Sie verliess daraufhin Kuba in Richtung USA, wo sie von der CIA rekrutiert wurde. Im Auftrag des Geheimdiensts kehrte sie nach Kuba zurück, um eine tödliche Pille in Castros Glas zu schmuggeln. Doch das Komplott flog auf.
Castro soll seine Pistole gezogen haben, erinnerte sich Lorenz Jahrzehnte später. «Ich dachte, er erschiesst mich, aber er gab mir die Pistole und fragte: ‹Bist du gekommen, um mich umzubringen?› Dann nahm er einen Zug an seiner Zigarre und schloss seine Augen. Er machte sich verletzlich, weil er wusste, dass ich es nicht tun kann. Er liebte mich noch immer und ich ihn auch.»
LSD-Trip vor TV-Interview
Die CIA-Agenten hatten zudem zahlreiche Ideen auf Lager, wie Castro zwar nicht ermordet, doch in aller Öffentlichkeit erniedrigt werden könnte. So soll die CIA darüber nachgedacht haben, ein Pulver in Castros Stiefel zu streuen, das Haarausfall ausgelöst hätte. Oder eine Schachtel Zigarren vor einem TV-Auftritt mit LSD zu präparieren.

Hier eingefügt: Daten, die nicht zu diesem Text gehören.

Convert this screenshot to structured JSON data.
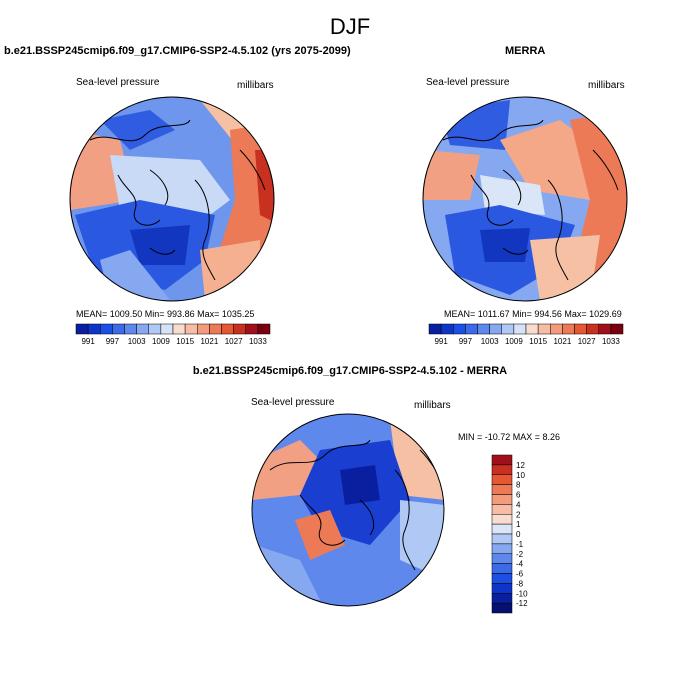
{
  "page": {
    "title": "DJF"
  },
  "panels": {
    "model": {
      "title": "b.e21.BSSP245cmip6.f09_g17.CMIP6-SSP2-4.5.102 (yrs 2075-2099)",
      "variable": "Sea-level pressure",
      "units": "millibars",
      "stats": "MEAN= 1009.50  Min= 993.86  Max= 1035.25"
    },
    "obs": {
      "title": "MERRA",
      "variable": "Sea-level pressure",
      "units": "millibars",
      "stats": "MEAN= 1011.67  Min= 994.56  Max= 1029.69"
    },
    "diff": {
      "title": "b.e21.BSSP245cmip6.f09_g17.CMIP6-SSP2-4.5.102 - MERRA",
      "variable": "Sea-level pressure",
      "units": "millibars",
      "stats": "MIN = -10.72 MAX =   8.26"
    }
  },
  "colorbars": {
    "field": {
      "colors": [
        "#0a1fa0",
        "#0d35c8",
        "#1c50e4",
        "#3c6ae8",
        "#5e88ec",
        "#86a8f0",
        "#b0c8f4",
        "#d6e2f8",
        "#f8dcd0",
        "#f6bca4",
        "#f29c7c",
        "#ec7a56",
        "#e45834",
        "#c83020",
        "#a0101a",
        "#7a0010"
      ],
      "labels": [
        "991",
        "997",
        "1003",
        "1009",
        "1015",
        "1021",
        "1027",
        "1033"
      ]
    },
    "diff": {
      "colors": [
        "#0a1fa0",
        "#0d35c8",
        "#1c50e4",
        "#3c6ae8",
        "#5e88ec",
        "#86a8f0",
        "#b0c8f4",
        "#dae6f8",
        "#f8dcd0",
        "#f6bca4",
        "#f29c7c",
        "#ec7a56",
        "#e45834",
        "#c83020",
        "#a0101a"
      ],
      "labels": [
        "12",
        "10",
        "8",
        "6",
        "4",
        "2",
        "1",
        "0",
        "-1",
        "-2",
        "-4",
        "-6",
        "-8",
        "-10",
        "-12"
      ]
    }
  },
  "colors": {
    "low": "#1a45d8",
    "mid_low": "#7fa4ee",
    "neutral": "#dde8f8",
    "mid_high": "#f4a080",
    "high": "#e0502c",
    "coast": "#000000"
  }
}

In die Tat umgesetzt wurden die allermeisten dieser Ideen jedoch nicht – und wurde etwas ernsthaft versucht, dann war das Komplott zum Scheitern verurteilt. Weder Gift noch Sprengstoff oder eine Kugel konnte Castro das Leben nehmen. Und so starb der «Maxìmo Lìder» gestern Abend schliesslich wohl ganz ohne fremdes Zutun.